Le cœur du jeune homme se serra. Bien évidemment que la fin de la jeune fille se rapprochait de plus en plus. Au plus profond de lui-même, il le savait pertinemment, mais il voulait faire semblant d’y croire pour qu’elle ne soit pas submergée par la détresse et le désespoir. Pour qu’elle ne sente pas que d’autre personne abandonnait sa cause.

— Je ne peux pas forcer Liam à faire conseiller s’il n’en a pas envie. J’ai déjà discuté avec lui, et il ne veut vraiment pas. J’ai accepté pour plus de raisons que le simple désir de montrer qu’un pauvre peut être aux commandes d’un pays. Des raisons personnelles. Liam n’en a pas. C’est comme cela, ce n’est pas grave.
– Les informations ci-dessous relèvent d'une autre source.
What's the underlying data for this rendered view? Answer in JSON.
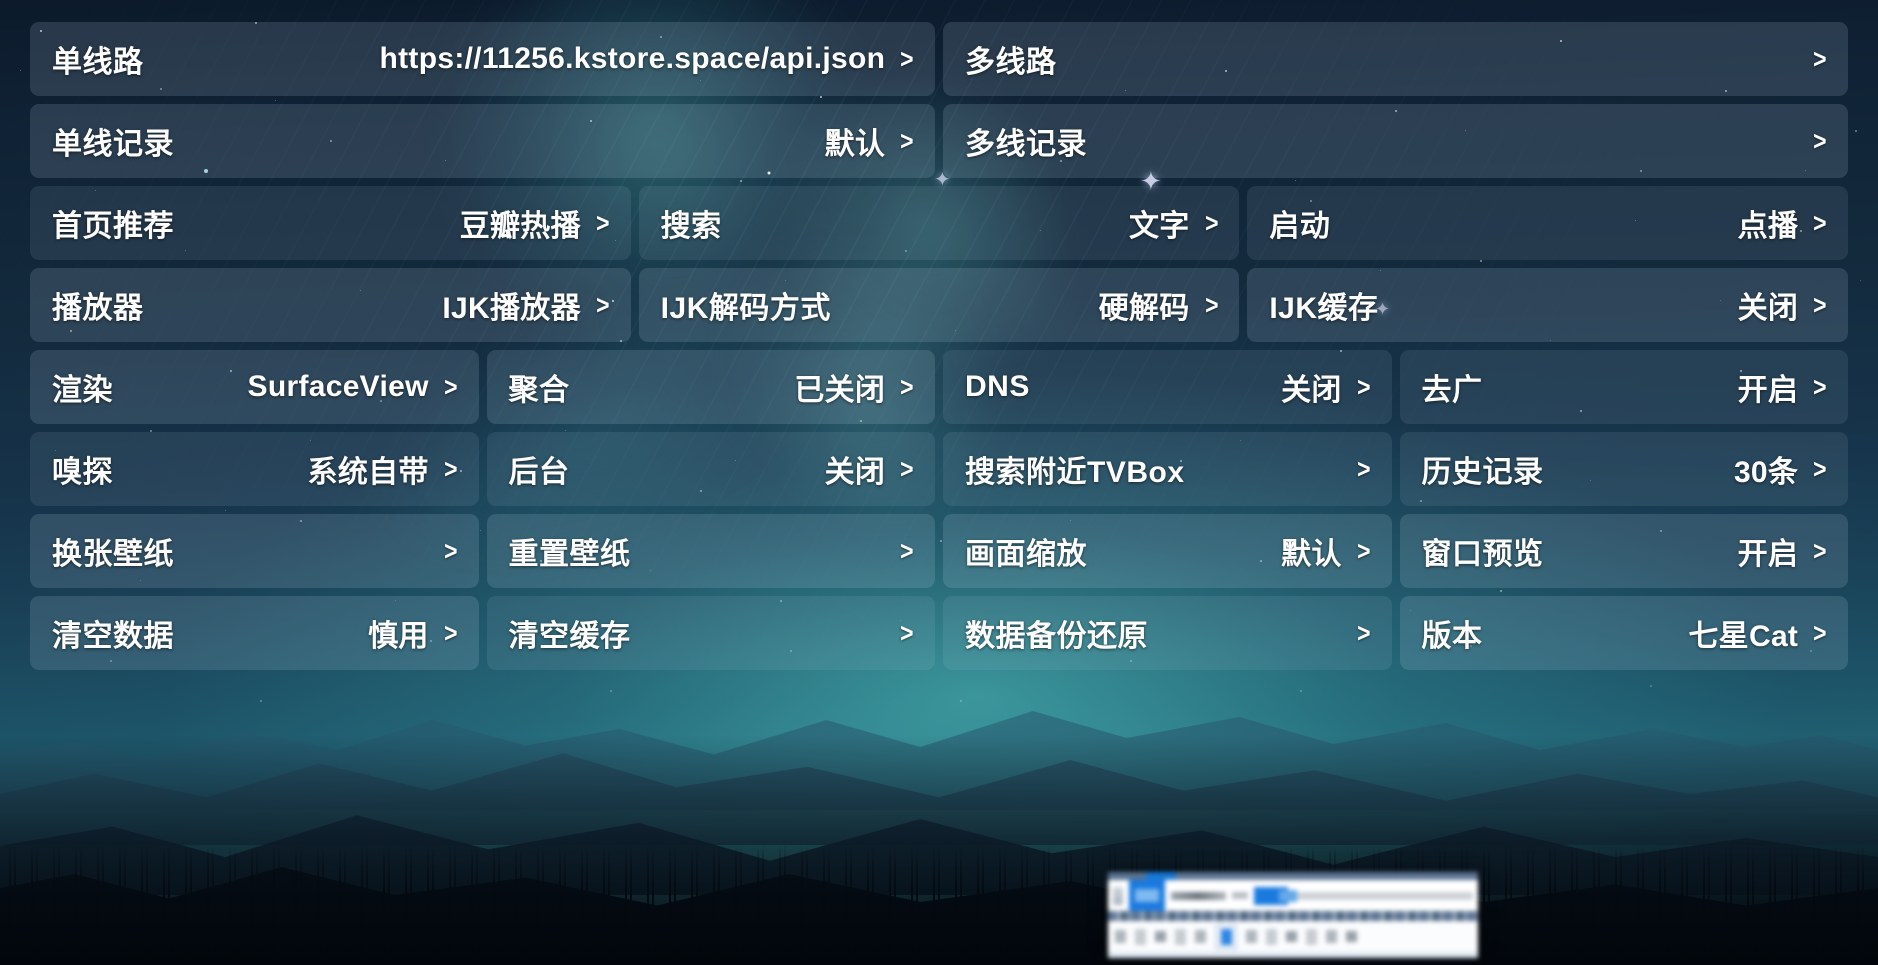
{
  "screen": {
    "app": "TVBox settings",
    "accent_color": "#ffffff",
    "card_background": "rgba(195,215,235,0.10)"
  },
  "chevron": ">",
  "rows": [
    {
      "id": "row-1",
      "cells": [
        {
          "name": "single-line-source",
          "label": "单线路",
          "value": "https://11256.kstore.space/api.json",
          "chevron": ">",
          "focused": true,
          "width": "half"
        },
        {
          "name": "multi-line-source",
          "label": "多线路",
          "value": "",
          "chevron": ">",
          "focused": true,
          "width": "half"
        }
      ]
    },
    {
      "id": "row-2",
      "cells": [
        {
          "name": "single-line-history",
          "label": "单线记录",
          "value": "默认",
          "chevron": ">",
          "focused": true,
          "width": "half"
        },
        {
          "name": "multi-line-history",
          "label": "多线记录",
          "value": "",
          "chevron": ">",
          "focused": true,
          "width": "half"
        }
      ]
    },
    {
      "id": "row-3",
      "cells": [
        {
          "name": "home-recommend",
          "label": "首页推荐",
          "value": "豆瓣热播",
          "chevron": ">",
          "focused": false,
          "width": "third"
        },
        {
          "name": "search-mode",
          "label": "搜索",
          "value": "文字",
          "chevron": ">",
          "focused": false,
          "width": "third"
        },
        {
          "name": "startup-mode",
          "label": "启动",
          "value": "点播",
          "chevron": ">",
          "focused": false,
          "width": "third"
        }
      ]
    },
    {
      "id": "row-4",
      "cells": [
        {
          "name": "player",
          "label": "播放器",
          "value": "IJK播放器",
          "chevron": ">",
          "focused": true,
          "width": "third"
        },
        {
          "name": "ijk-decode-mode",
          "label": "IJK解码方式",
          "value": "硬解码",
          "chevron": ">",
          "focused": true,
          "width": "third"
        },
        {
          "name": "ijk-cache",
          "label": "IJK缓存",
          "value": "关闭",
          "chevron": ">",
          "focused": true,
          "width": "third"
        }
      ]
    },
    {
      "id": "row-5",
      "cells": [
        {
          "name": "render",
          "label": "渲染",
          "value": "SurfaceView",
          "chevron": ">",
          "focused": true,
          "width": "quarter"
        },
        {
          "name": "aggregate-search",
          "label": "聚合",
          "value": "已关闭",
          "chevron": ">",
          "focused": true,
          "width": "quarter"
        },
        {
          "name": "dns",
          "label": "DNS",
          "value": "关闭",
          "chevron": ">",
          "focused": false,
          "width": "quarter"
        },
        {
          "name": "ad-block",
          "label": "去广",
          "value": "开启",
          "chevron": ">",
          "focused": false,
          "width": "quarter"
        }
      ]
    },
    {
      "id": "row-6",
      "cells": [
        {
          "name": "sniffer",
          "label": "嗅探",
          "value": "系统自带",
          "chevron": ">",
          "focused": false,
          "width": "quarter"
        },
        {
          "name": "background-play",
          "label": "后台",
          "value": "关闭",
          "chevron": ">",
          "focused": false,
          "width": "quarter"
        },
        {
          "name": "search-nearby-tvbox",
          "label": "搜索附近TVBox",
          "value": "",
          "chevron": ">",
          "focused": false,
          "width": "quarter"
        },
        {
          "name": "history-records",
          "label": "历史记录",
          "value": "30条",
          "chevron": ">",
          "focused": false,
          "width": "quarter"
        }
      ]
    },
    {
      "id": "row-7",
      "cells": [
        {
          "name": "change-wallpaper",
          "label": "换张壁纸",
          "value": "",
          "chevron": ">",
          "focused": true,
          "width": "quarter"
        },
        {
          "name": "reset-wallpaper",
          "label": "重置壁纸",
          "value": "",
          "chevron": ">",
          "focused": true,
          "width": "quarter"
        },
        {
          "name": "screen-scale",
          "label": "画面缩放",
          "value": "默认",
          "chevron": ">",
          "focused": true,
          "width": "quarter"
        },
        {
          "name": "window-preview",
          "label": "窗口预览",
          "value": "开启",
          "chevron": ">",
          "focused": true,
          "width": "quarter"
        }
      ]
    },
    {
      "id": "row-8",
      "cells": [
        {
          "name": "clear-data",
          "label": "清空数据",
          "value": "慎用",
          "chevron": ">",
          "focused": true,
          "width": "quarter"
        },
        {
          "name": "clear-cache",
          "label": "清空缓存",
          "value": "",
          "chevron": ">",
          "focused": false,
          "width": "quarter"
        },
        {
          "name": "backup-restore",
          "label": "数据备份还原",
          "value": "",
          "chevron": ">",
          "focused": false,
          "width": "quarter"
        },
        {
          "name": "version",
          "label": "版本",
          "value": "七星Cat",
          "chevron": ">",
          "focused": true,
          "width": "quarter"
        }
      ]
    }
  ],
  "overlay_widget": {
    "name": "blurred-floating-toolbar",
    "description": "blurred minimized window / input toolbar at bottom right"
  }
}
Il ressentit les mains tremblotantes de Cassandra lui serrer encore plus fort les poignets mais il réprima une grimace de douleur. La jeune fille voulait lui dire quelques mots, sauf qu’elle était trop exténuée. Il déposa un baiser sur son front et la décala pour poser délicatement sa tête sur son lit. Ce n’était pas la première fois qu’il faisait cela, qu’elle commençait à s’endormir dans ses bras et qu’il la voyait s’apaiser même si son corps continuait à défaillir. Et à chaque fois, il avait peur. Il avait peur qu’il se rende compte à son retour, que c’était la dernière fois qu’il l’avait vu, qu’il lui avait parlé. Ce jour arriverait, malheureusement il se savait pas encore prêt pour cela. Il déplorait de connaître autant de personnes qui allait mourir, mais il ne supportait encore moins que ces personnes aient été aussi proches de lui. Il se rappelait de Charles qui s’était suicidé suite à la maladie. Cassandra ne disparaîtrait pas comme cela. La jeune fille n’aurait même pas été capable de tenir fermement un couteau sans le faire tressaillir.
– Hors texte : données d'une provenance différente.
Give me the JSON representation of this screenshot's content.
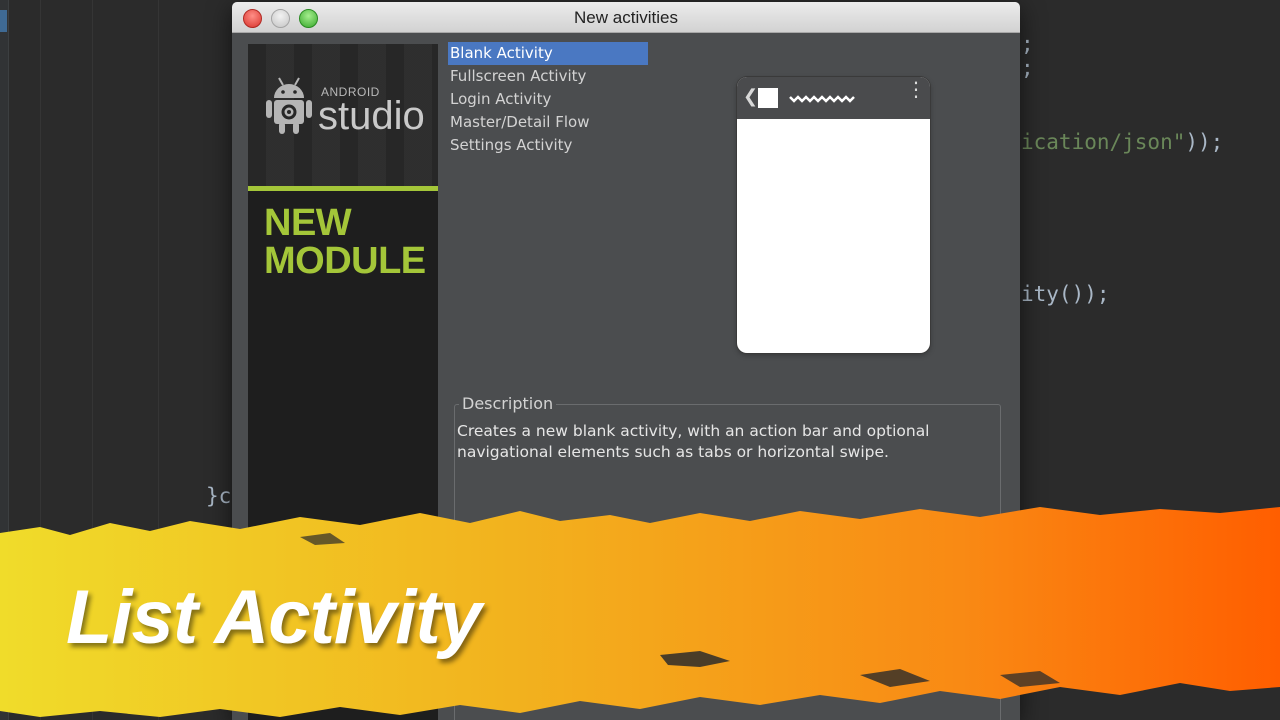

Pendant un petit moment, Kilian la regarda dormir et comprit que ses nuits n’étaient pas des plus agréables, en proie au cauchemar. Le jeune conseiller ne pouvait que compatir, il connaissait cela malheureusement. Il soupira et coinça une mèche brune de son amie derrière l’oreille avant de se lever pour partir. Quelquesfois, le jeune homme se demandait si son amie n’avait pas raison concernant la maladie, si elle était contagieuse. Il avait peur de prendre le risque de l’attraper, et de mourir à son tour, entraînant Fred dans un cercle vicieux qu’il ne voulait pas. Puis, il se disait que s’il mourait, c’était le destin, même après tout ce qu’il avait vécu. Il fut tout de même soulagé de sortir de la chambre où l’ambiance lourde et morose pesait sur ses épaules. Il resta appuyé contre la porte un moment, comme s’il attendait qu’elle l’appelle au secours.

— Elle s’est endormie, déclara une voix derrière lui.

Kilian se retourna en secouant la tête tristement, contemplant son ami Liam, le petit-ami de Cassandra. Le jeune homme avait, comme eux tous, assez mal vécu la mort de Charles. Lorsque Cassandra périra, Kilian ne voulait même pas imaginer l’état dans lequel son ami se trouvait. Un état déplorable. Liam avait beaucoup minci, et sa peau semblait pâlir de jour en jour tellement qu’il ne sortait plus. Des cernes soulignaient ses yeux à tel point que son ami avait envie de lui dire de se reposer dans sa chambre.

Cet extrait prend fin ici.